Doña Quixote and Other Citizens / Gold of Ophir
Leena Krohn makes her English-language debut here with two books in one:
Doña Quixote and Other Citizens and Gold of Ophir.
These are tales from cities in which life is lived under threat of great disaster.
Doña Quixote's reality, that of a modern city, is built up out of a series of portraits centering on the mysterious main character, whose presence is like a flame, drawing the dispossessed of the city to her.
Gold of Ophir, with its rich fusion of the language and imagery of science, alchemy and the Old Testament, makes a more mythic approach to the city.
Consisting of tiny fragments of poetic prose, both books use fantasy to address the enigmatic relationship between reality and consciousness, and their endless interaction.
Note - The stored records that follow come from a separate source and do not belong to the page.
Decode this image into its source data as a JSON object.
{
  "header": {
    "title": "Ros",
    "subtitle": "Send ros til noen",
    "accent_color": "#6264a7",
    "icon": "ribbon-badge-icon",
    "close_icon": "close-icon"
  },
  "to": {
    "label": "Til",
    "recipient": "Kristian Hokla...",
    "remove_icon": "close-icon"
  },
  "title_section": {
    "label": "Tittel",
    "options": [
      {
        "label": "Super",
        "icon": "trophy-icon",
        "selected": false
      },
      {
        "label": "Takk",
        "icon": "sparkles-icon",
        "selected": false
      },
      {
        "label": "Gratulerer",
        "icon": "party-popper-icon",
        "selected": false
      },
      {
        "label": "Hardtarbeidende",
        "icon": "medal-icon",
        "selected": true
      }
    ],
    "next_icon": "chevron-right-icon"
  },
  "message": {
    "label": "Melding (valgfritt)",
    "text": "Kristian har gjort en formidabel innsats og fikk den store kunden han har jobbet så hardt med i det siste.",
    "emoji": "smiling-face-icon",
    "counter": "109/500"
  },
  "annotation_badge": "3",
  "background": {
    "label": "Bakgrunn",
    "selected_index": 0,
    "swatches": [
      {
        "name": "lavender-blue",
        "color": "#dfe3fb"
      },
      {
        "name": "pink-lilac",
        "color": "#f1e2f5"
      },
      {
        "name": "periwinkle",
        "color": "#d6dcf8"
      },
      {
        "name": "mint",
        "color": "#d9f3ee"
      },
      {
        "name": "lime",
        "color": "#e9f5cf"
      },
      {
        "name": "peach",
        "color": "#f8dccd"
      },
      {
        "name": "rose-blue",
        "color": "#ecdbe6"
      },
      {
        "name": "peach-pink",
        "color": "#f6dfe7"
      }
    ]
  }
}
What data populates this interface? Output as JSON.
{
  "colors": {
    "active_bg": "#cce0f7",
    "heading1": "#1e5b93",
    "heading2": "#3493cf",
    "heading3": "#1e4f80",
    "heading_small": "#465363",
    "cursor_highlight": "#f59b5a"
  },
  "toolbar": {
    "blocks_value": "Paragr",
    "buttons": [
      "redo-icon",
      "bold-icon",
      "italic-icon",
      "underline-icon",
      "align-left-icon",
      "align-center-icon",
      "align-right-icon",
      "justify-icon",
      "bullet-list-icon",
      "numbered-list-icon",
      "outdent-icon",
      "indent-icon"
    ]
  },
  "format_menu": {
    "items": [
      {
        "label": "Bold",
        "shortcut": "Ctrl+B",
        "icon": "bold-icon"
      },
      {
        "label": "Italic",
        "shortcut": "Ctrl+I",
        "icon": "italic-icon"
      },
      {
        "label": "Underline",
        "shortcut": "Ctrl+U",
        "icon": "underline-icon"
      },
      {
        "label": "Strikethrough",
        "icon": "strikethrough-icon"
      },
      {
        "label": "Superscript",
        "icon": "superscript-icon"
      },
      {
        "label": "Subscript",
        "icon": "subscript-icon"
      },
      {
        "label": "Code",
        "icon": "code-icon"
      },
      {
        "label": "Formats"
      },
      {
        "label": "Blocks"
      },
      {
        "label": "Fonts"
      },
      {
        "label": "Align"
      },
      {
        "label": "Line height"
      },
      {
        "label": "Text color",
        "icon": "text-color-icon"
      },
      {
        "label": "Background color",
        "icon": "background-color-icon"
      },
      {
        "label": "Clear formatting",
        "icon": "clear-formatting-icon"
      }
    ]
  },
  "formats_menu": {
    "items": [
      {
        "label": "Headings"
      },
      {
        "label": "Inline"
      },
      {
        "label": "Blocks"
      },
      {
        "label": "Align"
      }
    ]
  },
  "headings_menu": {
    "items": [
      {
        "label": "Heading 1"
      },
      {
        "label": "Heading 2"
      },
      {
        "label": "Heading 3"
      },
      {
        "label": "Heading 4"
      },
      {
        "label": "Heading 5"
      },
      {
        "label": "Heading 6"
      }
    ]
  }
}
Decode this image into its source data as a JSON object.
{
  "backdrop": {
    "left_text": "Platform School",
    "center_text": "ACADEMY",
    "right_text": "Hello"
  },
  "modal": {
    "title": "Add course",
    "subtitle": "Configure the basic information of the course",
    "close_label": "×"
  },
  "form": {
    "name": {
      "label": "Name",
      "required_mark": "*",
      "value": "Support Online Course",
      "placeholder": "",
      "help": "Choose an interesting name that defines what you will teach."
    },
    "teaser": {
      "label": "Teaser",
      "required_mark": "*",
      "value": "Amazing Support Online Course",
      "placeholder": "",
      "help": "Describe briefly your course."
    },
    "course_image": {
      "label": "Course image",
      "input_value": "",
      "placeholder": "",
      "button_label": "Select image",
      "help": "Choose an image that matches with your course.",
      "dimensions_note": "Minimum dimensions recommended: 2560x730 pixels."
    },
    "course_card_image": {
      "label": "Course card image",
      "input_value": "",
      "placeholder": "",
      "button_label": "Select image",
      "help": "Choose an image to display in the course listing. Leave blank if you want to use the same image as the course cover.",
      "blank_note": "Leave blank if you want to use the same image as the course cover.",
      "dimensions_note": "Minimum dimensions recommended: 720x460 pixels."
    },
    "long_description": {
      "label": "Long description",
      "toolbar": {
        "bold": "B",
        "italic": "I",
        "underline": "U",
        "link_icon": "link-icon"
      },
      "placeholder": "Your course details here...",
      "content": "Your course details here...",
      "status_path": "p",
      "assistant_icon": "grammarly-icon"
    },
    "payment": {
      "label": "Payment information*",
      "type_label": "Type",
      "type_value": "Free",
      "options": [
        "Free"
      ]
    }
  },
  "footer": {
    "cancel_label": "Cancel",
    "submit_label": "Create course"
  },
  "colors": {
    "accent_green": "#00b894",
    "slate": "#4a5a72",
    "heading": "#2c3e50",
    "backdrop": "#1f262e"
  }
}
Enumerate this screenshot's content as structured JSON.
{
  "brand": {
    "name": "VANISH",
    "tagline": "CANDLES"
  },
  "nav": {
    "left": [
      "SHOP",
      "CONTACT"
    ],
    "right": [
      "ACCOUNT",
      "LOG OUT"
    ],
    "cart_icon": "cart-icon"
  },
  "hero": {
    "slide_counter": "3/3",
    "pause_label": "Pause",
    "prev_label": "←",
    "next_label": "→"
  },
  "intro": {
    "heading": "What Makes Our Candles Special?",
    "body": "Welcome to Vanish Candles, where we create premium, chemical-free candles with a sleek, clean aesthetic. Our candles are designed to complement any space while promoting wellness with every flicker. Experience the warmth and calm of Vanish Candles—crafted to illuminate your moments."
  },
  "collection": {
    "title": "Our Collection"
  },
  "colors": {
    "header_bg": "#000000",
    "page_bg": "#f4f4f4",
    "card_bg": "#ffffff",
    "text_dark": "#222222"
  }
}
For Leena Krohn, art and literature are 'a yardstick to measure the infinite complexity of life'. Krohn's controlled and lucid writing finds its space in the borderland between fact and fiction, between the short story and the novella.
Leena Krohn
Leena Krohn (born 1947) is one of the most distinctive and guileless geniuses of contemporary Finnish literature. She has written poetry, children's books, novels, fables, short stories, essays and texts that combine all the aforementioned genres with the possibilities of science and fantasy.
Unlike with other Finnish writers in general, the history of the country's literature provides no easy model for Krohn. In Krohn's production, fable-like contents serve philosophic and metaphysical ends, while on the other hand its scientific aspects may be viewed jointly as a subgenre of fantasy and fable.
The novel Tainaron: Mail from another city (1985) consists of a series of letters sent beyond the sea from a city of insects. Doña Quixote and other citizens (1983)
and Gold of Ophir (1987)
ase also translated in English.,
Krohn's books have been translated into English, Swedish, Estonian, Hungarian, Russian, Japanese, Latvian, French, and Norwegian.